Suriye halkının direnişi, rejimin gücünü her gün daha zayıflatıyor ve artan gösteriler ordunun daha da bölünmesine yol açacak ve ilerdeki günlere daha kanlı çatışmalara şahid olacağız. Suriye halkının tamamına yakını yanancı müdahalesini istemiyor. Suriye halkı, öncelikle Müslümanların ve Arpların kendilerine el uzatmasını istiyor. Ancak ne Müslümanlar Müslüman ve ne de Araplar Arap.
Ama bizi, ABD’in ve Nato’nun ordularında ölüme gönderen ve emprayalist Batı ülkeleriyle işbirliği yapanlar; Müslüman gençlerin, Müslümanlara yardım etmesinin kapısını açmıyorlar. Ve kimse her yerde can veren kardeşlerine yardım etmiyor.
Suud diktatörleri ve sahte İslam Emirleri ve İranın sahte Ayetullahları dillerini yutmuşlar ve yarasa gibi karanlığa teslim olmuşlar ve gözleri İslam âleminde olanları görmüyor. Nedense Bahreyn için kıyameti koparan ve İran’ın silahına güvenen ve her gün daha da şımaran MEZHEPÇİ VE TEKFİRCİ ŞİA ALİMLERİ VE SİYASİLERİ her nedense Tunus gibi laik bir rejimi Allah’ın dininden üstün tutan ve hali hazırda ıslama asla müsamaha etmeyeceğini söyleyen kafir Tunus yönetimine destek veren Ayetullah Hameinî, her nedense SURİYE ve LİBYA söz konusu olduğunda susmakta. Sanki Tunus hattı İmam anlayışını hayata geçiriyor ve sanki İran Şiî Devriminin ilkelerini laiklik felsefesine ve inkârcı ve materyalist demokrasiye karşı üstün kılıyordu.

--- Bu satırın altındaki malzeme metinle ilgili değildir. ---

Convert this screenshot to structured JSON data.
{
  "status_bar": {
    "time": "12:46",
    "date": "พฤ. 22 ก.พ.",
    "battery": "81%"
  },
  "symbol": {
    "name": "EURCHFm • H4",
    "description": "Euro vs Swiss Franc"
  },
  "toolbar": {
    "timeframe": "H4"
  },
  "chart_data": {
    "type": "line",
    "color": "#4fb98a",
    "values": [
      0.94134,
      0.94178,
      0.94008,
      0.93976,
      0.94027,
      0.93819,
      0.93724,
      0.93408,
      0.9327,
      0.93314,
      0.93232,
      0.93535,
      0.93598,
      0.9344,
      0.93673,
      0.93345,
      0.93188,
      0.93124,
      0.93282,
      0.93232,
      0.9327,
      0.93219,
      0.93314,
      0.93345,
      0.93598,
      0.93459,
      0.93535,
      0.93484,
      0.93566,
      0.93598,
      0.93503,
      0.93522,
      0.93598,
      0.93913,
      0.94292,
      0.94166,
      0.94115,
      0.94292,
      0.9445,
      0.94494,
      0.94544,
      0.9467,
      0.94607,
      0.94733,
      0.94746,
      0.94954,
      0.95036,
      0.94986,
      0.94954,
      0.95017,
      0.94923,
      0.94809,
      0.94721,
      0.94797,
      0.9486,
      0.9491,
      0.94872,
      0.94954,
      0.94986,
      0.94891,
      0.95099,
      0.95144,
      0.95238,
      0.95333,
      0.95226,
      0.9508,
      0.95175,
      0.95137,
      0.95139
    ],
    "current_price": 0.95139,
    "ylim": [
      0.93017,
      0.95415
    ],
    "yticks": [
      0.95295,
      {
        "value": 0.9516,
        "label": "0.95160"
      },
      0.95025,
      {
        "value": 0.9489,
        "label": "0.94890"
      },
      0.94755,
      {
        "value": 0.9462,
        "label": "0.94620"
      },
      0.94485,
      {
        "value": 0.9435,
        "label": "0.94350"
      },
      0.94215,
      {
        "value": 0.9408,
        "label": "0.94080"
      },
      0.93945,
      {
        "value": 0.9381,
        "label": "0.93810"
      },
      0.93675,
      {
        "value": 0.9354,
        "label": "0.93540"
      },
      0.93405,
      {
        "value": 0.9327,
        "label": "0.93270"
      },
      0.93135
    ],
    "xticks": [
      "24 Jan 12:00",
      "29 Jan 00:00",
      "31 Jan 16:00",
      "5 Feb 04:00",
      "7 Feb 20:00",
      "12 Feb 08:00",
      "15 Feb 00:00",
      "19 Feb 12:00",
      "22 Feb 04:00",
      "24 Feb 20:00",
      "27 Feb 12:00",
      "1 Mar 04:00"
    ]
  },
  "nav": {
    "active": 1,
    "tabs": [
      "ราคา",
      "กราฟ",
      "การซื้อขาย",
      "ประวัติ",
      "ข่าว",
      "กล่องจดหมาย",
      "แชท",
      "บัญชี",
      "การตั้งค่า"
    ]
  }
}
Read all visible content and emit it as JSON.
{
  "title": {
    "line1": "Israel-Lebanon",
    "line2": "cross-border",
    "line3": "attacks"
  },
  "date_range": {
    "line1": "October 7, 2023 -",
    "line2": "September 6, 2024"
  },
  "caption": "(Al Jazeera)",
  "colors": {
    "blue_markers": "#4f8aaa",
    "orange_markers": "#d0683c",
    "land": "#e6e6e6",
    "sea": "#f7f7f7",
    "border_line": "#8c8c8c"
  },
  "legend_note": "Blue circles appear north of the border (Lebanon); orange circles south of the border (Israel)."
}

İran ve Türkiye batı demokrasinini suriyede ve Libya’da hakimiyetini İslamın hakimiyetinden daha önde tutmaktalar. Eğer böyle olmasaydı, demokrasiyi İranın ideoljik söylemnini ve Türkiye’nini de Mısıra ve Libyaya “laiklik” tavsiyesi söz konusu olmazdı.
İran, Akidemizin Libya ve Suriye’de hâkimiyetini asla istememektedir. Bunu da Suriye'deki kafir Nusayri rejimine olan askeri desteğiyle de bütün dünyaya göstermiş ve ahmaklarla hainlerin ve akidelerini batıla bulamış olanların gözlerine sokarcasına sürdürmektedir.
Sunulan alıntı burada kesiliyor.